By Alexander Hendrie
September 22, 2016 at 5:00 am ET
It is a basic principle of free markets that consumers are able to make decisions without government control over prices and purchasing choices.
From time to time, moneyed special interests try to erode this freedom based on vague “safety concerns.” Invariably, the solution they call for is government interference in the marketplace because of a pressing need to protect consumers. In actuality, the motivation behind these campaigns is to artificially force consumers into actions that benefit some industries over others.
This is precisely what is happening over contact lens purchasing choice with the misleadingly named “Contact Lens Consumer Health Protection Act,” legislation that erodes carefully crafted laws that ensure consumers can buy contact lenses from wherever they choose. Supporters claim that the legislation targets deceptive sales of contact lenses, yet it actually squeezes consumers to make it difficult, even impossible to purchase lenses from any non-optometrist third party.
At the same time, the Federal Trade Commission is reviewing existing law governing contact lens competition, and lawmakers have buried language in the otherwise conservative Financial Services Appropriations bill that undermines contact lens consumer choice. Regulators should not follow the lead of lawmakers behind this deceptive legislative push and should instead ensure competition and consumer choice is preserved and protected.
Optometrists are unique in that they are one of the few medical professions that are allowed to both prescribe and then sell their product. While there should be no restriction on professionals selling the eye vision they prescribe, this opens the door to a conflict of interest where patients are restricted or denied the choice to purchase products because of bad advice or outright deception.
While many optometrists have and do act ethically, this is far from a hypothetical concern. There have been several well documented cases of bad actors conspiring to limit consumer choice and access to contact lenses for personal enrichment.
This conflict of interest was addressed in 2003, when lawmakers passed the Fairness to Contact Lens Consumer Act, legislation that implemented passive verification for eye prescriptions. This law allowed patients the right to a written prescription without charge and without having to ask for one, so they had the freedom to shop where they wanted. Since passage, the law has been a success in ensuring optometrists cannot block or implicitly deny their patients consumer choice, in a way that balances the interests of all stakeholders involved.
In the decade since FCLCA passed, non-optometrist contact lens retailers have been closely monitored by the Federal Trade Commission, yet there is no evidence of adverse health effects caused by purchasing contact lenses from other sources.

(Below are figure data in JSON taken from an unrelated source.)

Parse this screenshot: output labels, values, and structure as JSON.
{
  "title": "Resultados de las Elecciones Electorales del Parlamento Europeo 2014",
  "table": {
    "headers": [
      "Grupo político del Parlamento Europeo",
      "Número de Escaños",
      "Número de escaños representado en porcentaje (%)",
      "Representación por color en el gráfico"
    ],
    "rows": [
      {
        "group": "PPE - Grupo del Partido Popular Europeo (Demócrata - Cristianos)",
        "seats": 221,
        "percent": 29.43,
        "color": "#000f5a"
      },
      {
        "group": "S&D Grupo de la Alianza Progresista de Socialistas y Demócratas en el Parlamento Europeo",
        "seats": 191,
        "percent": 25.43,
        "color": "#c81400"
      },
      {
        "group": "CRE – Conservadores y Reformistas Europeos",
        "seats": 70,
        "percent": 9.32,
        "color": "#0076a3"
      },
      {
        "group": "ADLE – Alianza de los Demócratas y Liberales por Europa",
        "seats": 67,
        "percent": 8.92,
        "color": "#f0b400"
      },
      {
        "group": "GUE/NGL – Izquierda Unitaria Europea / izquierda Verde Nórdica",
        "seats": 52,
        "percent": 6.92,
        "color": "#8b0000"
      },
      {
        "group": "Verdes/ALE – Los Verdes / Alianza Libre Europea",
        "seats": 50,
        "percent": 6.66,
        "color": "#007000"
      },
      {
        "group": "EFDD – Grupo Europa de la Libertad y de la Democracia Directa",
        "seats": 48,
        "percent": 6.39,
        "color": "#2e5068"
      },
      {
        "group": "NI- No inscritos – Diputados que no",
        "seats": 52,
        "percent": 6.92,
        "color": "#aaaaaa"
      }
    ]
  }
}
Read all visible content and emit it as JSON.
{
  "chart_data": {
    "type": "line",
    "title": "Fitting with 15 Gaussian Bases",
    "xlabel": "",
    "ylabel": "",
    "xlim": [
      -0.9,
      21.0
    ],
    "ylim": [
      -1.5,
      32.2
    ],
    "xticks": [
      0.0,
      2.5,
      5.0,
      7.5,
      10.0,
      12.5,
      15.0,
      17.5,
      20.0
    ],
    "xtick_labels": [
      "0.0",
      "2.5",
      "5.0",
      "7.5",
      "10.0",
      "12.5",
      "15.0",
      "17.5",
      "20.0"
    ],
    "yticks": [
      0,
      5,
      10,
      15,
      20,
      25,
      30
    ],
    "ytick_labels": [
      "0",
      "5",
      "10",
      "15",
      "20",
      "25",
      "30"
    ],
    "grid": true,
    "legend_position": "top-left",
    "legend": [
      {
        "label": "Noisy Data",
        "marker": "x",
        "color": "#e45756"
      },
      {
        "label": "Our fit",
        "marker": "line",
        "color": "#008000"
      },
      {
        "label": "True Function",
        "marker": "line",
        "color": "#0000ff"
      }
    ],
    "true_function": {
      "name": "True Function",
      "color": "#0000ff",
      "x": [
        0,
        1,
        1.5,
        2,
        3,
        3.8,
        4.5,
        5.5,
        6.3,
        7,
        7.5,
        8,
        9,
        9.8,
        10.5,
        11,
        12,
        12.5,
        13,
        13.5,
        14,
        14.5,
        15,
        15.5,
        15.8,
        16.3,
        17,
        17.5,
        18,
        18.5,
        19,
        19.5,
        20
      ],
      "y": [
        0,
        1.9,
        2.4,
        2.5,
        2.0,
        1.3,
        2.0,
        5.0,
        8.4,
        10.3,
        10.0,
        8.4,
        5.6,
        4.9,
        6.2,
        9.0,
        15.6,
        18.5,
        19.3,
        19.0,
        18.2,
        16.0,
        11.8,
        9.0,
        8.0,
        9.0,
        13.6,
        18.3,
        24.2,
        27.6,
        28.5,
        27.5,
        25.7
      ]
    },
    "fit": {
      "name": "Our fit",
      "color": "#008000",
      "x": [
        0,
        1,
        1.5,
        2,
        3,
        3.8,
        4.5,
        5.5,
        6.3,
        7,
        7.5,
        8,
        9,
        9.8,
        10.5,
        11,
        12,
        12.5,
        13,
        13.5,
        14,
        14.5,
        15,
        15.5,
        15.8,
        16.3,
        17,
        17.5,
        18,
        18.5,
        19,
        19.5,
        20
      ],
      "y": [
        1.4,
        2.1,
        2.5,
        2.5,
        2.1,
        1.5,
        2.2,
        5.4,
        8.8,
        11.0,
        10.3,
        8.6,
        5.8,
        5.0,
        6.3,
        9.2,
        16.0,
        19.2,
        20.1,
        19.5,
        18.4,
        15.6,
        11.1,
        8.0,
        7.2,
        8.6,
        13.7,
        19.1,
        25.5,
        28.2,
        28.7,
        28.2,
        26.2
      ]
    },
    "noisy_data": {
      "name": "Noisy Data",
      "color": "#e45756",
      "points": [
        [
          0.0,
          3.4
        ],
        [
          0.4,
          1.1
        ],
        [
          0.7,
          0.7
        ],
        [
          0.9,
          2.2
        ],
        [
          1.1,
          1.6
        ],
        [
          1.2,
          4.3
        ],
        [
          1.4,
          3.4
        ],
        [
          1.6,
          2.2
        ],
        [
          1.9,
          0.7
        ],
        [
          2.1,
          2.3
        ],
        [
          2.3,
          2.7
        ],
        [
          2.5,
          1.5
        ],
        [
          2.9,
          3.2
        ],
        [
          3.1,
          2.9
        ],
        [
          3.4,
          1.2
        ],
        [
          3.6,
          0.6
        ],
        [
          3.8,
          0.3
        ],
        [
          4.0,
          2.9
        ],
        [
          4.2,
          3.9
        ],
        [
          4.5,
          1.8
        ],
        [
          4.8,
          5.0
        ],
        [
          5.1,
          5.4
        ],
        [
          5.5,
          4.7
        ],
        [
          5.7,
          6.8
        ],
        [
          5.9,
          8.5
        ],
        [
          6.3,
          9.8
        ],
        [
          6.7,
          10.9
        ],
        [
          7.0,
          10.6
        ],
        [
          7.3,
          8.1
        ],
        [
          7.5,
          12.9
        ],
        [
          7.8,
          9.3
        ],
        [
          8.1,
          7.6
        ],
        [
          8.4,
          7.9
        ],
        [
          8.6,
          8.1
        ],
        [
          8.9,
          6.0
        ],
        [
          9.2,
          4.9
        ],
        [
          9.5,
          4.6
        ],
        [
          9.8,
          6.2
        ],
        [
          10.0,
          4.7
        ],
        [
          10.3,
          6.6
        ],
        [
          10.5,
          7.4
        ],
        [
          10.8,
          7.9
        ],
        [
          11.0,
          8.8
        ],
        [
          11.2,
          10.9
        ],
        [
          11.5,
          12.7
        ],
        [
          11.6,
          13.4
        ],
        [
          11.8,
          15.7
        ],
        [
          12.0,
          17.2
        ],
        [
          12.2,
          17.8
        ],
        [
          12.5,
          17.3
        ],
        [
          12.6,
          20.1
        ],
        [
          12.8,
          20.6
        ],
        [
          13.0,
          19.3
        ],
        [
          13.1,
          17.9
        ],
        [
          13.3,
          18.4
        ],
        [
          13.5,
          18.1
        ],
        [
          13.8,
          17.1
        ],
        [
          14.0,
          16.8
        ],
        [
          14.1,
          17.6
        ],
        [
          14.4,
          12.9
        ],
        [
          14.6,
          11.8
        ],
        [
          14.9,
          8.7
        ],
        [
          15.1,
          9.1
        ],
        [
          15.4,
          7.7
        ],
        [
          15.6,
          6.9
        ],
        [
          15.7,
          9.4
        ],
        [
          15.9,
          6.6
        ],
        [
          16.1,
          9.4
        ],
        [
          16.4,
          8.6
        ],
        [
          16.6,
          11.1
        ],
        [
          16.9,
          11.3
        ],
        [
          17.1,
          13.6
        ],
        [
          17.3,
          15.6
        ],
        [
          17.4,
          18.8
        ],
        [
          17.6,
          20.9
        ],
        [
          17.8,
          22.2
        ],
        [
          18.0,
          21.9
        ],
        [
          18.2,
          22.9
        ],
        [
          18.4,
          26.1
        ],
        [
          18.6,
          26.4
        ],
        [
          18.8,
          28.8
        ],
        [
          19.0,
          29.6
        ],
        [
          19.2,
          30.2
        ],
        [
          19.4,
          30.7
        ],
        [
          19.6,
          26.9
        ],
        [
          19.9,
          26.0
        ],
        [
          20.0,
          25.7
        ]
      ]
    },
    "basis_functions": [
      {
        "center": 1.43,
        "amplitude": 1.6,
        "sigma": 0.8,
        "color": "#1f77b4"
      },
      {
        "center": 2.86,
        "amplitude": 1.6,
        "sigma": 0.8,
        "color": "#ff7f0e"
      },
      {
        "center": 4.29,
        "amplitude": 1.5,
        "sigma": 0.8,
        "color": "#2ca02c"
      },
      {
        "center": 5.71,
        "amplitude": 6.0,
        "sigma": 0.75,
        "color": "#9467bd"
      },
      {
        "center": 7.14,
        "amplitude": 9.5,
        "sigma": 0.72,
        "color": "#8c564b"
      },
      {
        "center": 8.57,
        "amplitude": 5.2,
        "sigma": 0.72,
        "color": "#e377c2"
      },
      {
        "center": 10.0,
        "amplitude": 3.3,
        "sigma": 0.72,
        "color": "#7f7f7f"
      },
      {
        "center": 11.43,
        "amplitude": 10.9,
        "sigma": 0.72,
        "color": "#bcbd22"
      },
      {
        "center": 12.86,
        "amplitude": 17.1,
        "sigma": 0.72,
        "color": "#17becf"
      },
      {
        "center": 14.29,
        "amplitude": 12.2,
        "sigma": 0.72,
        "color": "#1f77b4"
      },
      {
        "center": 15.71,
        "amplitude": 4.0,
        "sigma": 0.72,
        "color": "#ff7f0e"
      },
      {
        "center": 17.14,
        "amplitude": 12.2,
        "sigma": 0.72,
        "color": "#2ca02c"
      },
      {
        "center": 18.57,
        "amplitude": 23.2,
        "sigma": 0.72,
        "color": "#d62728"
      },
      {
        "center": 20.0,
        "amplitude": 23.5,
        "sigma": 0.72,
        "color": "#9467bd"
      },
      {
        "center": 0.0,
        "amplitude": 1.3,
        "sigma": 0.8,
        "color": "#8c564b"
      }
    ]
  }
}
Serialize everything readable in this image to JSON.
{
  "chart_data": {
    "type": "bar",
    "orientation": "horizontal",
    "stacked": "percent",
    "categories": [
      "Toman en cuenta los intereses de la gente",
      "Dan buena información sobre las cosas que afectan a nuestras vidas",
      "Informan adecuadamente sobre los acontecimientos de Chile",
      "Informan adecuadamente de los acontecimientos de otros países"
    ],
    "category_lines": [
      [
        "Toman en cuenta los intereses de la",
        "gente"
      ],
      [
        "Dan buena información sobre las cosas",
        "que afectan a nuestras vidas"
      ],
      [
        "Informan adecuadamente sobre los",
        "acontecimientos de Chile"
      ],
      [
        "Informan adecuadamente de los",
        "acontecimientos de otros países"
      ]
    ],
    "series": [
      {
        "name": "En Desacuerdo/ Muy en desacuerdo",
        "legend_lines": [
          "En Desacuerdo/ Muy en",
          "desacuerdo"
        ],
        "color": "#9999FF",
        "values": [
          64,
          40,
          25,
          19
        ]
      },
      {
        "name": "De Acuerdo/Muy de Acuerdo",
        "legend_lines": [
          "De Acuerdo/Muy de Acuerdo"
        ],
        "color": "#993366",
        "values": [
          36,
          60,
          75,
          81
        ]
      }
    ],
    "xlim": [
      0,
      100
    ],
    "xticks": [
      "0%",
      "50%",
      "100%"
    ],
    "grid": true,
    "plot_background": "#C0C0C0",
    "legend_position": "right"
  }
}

In fact, existing law may actually increase public safety. According to a report by the Centers for Disease Control, the main safety concerns for the 40 million adult users of contact lenses include “keeping all water away from contact lenses, discarding used disinfecting solution from the case and cleaning with fresh solution each day, and replacing their contact lens case every 3 months.”
It is just common sense that reduced access and higher prices to the product will create an inconvenience at best, and a burden at worst for purchasers. This makes it less likely that they will replace lenses and equipment and more likely that they will put off making an appointment for a few more days or weeks. Conversely, preserving multiple avenues to purchase contact lenses ensure individuals are able to maintain proper eye health.
Existing law works. The Fairness to Contact Lens Consumer Act succeeded in eliminating barriers to competition in a way that empowered the free market so that consumers have the proper choice when purchasing contact lenses.
Lawmakers and federal regulators keep this in mind and ensure that competition in the contact lens market, and indeed all markets remain robust. Arbitrarily hindering any competitor, whether it be retailers or optometrists from competing based on flimsy safety concerns will only hurt consumers and worsen safety issues. Undoing this law will only lead to higher prices and reduced competition at the expense, not benefit of public safety.
Alexander Hendrie is federal affairs manager at Americans for Tax Reform, a taxpayer advocacy group founded in 1985 at President Reagan’s request.